4. The apparatus for measuring a structure of a sample according to claim 1, wherein,

the sample structure measuring device has a sample rotating section that rotates the sample about an axis intersecting the measuring optical path,

the processor changes the angle between the measuring light path and the sample by the sample rotating part, obtains a plurality of phase data corresponding to a plurality of rotation angles respectively,

the processor estimates the prescribed region as a sample region,

When the plurality of phase data are divided into the 1 st area phase data and the 2 nd area phase data, and the measurement light is made to enter the sample at each of the plurality of rotation angles, an area where areas obtained by projecting the 1 st area phase data in the traveling direction of the measurement light at each of the plurality of rotation angles overlap is the predetermined area.

5. The apparatus for measuring a structure of a sample according to claim 1, wherein,

the processor sets a sample region based on the phase data of the 1 st region, sets a constraint region outside the sample region, and does not calculate the estimated sample structure of the constraint region.

6. The apparatus for measuring a structure of a sample according to claim 1, wherein,

there is one of the 1 st areas in one of the phase data.

7. The apparatus for measuring a structure of a sample according to claim 1, wherein,

the processor sets a sample region based on the phase data of the 1 st region, and sets the following structure as an initial structure of the estimated sample structure: in this configuration, the refractive index in the sample region is set to a predetermined refractive index value.

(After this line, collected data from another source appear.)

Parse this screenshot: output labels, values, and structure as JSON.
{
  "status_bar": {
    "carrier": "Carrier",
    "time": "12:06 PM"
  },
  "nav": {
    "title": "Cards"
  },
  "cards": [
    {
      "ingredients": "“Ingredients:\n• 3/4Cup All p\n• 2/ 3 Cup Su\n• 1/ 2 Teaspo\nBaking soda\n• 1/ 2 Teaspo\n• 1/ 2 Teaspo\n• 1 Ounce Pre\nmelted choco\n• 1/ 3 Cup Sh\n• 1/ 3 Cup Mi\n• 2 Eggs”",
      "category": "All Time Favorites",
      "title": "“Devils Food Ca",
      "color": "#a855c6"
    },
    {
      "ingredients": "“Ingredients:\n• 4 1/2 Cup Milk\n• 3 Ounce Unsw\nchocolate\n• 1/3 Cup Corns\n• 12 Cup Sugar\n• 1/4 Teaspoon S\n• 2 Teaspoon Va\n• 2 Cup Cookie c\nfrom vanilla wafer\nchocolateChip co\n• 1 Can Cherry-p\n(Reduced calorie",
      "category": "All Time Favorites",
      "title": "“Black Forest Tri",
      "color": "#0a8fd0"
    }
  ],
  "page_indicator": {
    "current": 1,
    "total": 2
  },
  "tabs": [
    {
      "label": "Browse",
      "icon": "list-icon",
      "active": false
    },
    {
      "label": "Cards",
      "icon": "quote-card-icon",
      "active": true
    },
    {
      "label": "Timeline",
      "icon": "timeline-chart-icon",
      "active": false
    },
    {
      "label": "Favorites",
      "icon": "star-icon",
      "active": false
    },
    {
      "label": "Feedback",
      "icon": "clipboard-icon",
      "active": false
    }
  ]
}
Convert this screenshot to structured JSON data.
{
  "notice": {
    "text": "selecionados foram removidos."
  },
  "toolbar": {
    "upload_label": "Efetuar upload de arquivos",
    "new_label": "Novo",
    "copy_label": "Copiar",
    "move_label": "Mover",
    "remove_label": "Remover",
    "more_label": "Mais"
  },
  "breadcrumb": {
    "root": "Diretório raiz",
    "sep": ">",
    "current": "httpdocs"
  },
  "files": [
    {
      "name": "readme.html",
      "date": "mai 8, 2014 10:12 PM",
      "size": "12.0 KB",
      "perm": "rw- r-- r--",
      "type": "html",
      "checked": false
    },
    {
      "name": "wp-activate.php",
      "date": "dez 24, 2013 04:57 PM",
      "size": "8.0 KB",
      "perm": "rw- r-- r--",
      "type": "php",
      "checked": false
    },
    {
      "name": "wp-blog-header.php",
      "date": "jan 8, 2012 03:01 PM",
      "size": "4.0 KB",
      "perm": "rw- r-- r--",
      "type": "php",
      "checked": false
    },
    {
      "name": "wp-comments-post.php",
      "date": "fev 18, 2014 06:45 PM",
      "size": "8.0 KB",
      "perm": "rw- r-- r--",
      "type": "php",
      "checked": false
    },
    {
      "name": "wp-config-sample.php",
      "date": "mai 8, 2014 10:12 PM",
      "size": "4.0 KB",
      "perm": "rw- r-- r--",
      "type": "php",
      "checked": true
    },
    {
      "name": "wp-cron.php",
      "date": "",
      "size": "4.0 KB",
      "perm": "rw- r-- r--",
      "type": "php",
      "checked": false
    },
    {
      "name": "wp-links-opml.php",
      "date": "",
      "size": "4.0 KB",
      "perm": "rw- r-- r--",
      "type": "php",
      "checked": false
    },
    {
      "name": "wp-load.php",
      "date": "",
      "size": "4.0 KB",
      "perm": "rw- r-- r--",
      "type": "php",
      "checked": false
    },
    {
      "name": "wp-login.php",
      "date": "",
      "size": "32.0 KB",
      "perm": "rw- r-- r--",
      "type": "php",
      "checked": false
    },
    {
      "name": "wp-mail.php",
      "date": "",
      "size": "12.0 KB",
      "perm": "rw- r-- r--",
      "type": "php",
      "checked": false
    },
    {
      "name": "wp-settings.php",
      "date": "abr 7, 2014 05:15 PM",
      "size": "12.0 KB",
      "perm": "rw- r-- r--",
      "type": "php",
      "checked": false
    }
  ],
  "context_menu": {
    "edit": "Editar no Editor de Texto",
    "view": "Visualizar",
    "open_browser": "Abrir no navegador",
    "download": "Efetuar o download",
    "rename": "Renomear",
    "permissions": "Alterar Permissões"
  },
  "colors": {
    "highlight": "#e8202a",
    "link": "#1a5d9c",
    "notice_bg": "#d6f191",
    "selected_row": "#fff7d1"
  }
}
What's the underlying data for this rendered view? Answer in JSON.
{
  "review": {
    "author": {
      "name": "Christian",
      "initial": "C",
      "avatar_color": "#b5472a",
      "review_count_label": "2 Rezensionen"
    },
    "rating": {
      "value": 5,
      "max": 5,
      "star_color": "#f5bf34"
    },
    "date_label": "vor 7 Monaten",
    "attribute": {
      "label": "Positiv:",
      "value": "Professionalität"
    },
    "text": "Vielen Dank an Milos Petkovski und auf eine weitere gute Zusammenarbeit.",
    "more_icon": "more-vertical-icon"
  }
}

8. A method for measuring a sample structure is characterized in that,

the light from the light source is split into light passing through the measuring light path of the sample and light of the reference light path,

light from the measurement light path is combined with light from the reference light path,

detecting the light incident by being merged by a photodetector having a plurality of pixels, outputting phase data of the incident light,

zone 1 is a zone where a sample is present, zone 2 is a zone where a sample is not present,

dividing the phase data into the phase data of the 1 st region and the phase data of the 2 nd region, setting an initial structure of an estimated sample structure based on the phase data of the 1 st region,

the estimated sample structure is optimized using a cost function that includes the difference or ratio of the simulated light transmitted through the estimated sample structure to the measured light transmitted through the sample.